MASALSI, BÜYÜLÜ BİR YER: BALIKLIGÖL
Artık kente geldik. Ancak Urfa’nın yazın aşırı sıcak olması ve buna alışmakta zorlanılabilmesini de hesaba katarak bu güzel şehri özellikle bahar aylarında gezmenizi tavsiye ederim. Şehre Antep, Mardin, Diyarbakır gibi kentleri de dâhil eden çeşitli tur firmalarının Doğu turları kapsamında gezmek mümkün. Ancak ben kendi adıma şehrin kapsamı nedeni ile tek başına gezilmesinden yanayım. Uzak coğrafyalardan gelecek ziyaretçilerin Hilvan yolu üzerinde bulunan Havaalanı ile gelmelerinin mümkün olduğu şehri, bahar ayında gezmek çok daha keyifli olacaktır. Çünkü haziran ayından nerede ise eylüle kadar aşırı sıcaklarla boğuşmak zorunda kalabilirsiniz.

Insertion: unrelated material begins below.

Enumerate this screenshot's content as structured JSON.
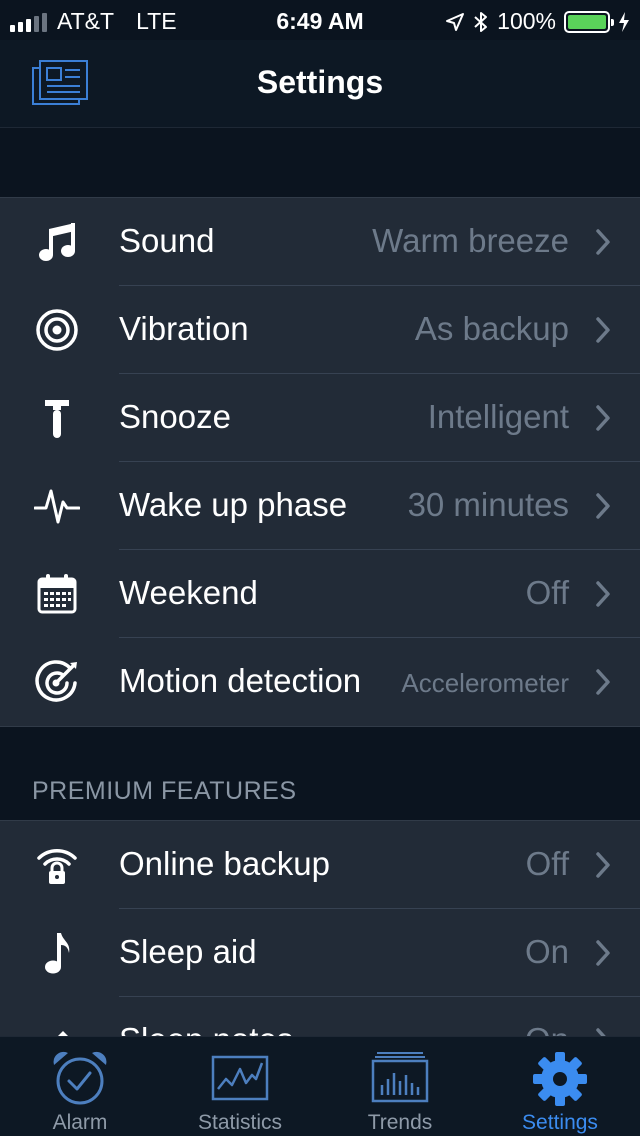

Şehirde ilk gezilecek yer kuşkusuz Balıklıgöl. Kentin olmazsa olmazlarından olan ve doğal akvaryum olarak görülebilecek bu yerde fotoğraf çektirebilir, Halil-ür Rahman ile eşsiz bir şekilde bütünleşen Urfa Kalesinin pitoresk güzel görüntüsü eşliğinde açık mekânlarda bir şeyler de içebilirsiniz. Balıklıgöl platosunda Hz. İbrahim’in doğduğuna inanılan mağara da yer almakta. Üç semavi din tarafından kutsal kabul edilen Hz. İbrahim’in doğduğu bu mağara özellikle ziyaret edilmeli. Rivayete göre Hz. İbrahim firavun tarafından ateşe atıldıktan sonra Nemrut’un kızı Zeliha da Hz. İbrahim’i çok sevdiğinden ateşe atılmasına çok üzülür. Ve o da kendisini ateşlere bırakır. Zeliha’nın düştüğü yerde de bir göl oluşur. Gölün içerisinde küçük kayıklarla turlar da düzenlenmekte. Balıklıgöl çevresinde aynı zamanda Abbasi Halifesi Me’mun döneminde camiye dönüştürülen Halil-ür Rahman Camii yarattığı atmosfer ile bilhassa Ramazan ayında eski günlerdeki görkemi ile yarışıyor. Balıklıgöl’ün kuzey kenarında bulunan Rızvaniye Camii ise 1736 yılında Rakka Valisi Rıdvan Ahmet Paşa tarafından yaptırıldı. Ayrıca camiin avlusunun kuzeyinde bir de medrese bulunmakta. Tek şerefeli minaresi ile camiin görüntüsü özellikle kenti yüksekte gören tepelerden bakıldığında uhrevi havanın daha da fazla solunmasına imkân tanıyor.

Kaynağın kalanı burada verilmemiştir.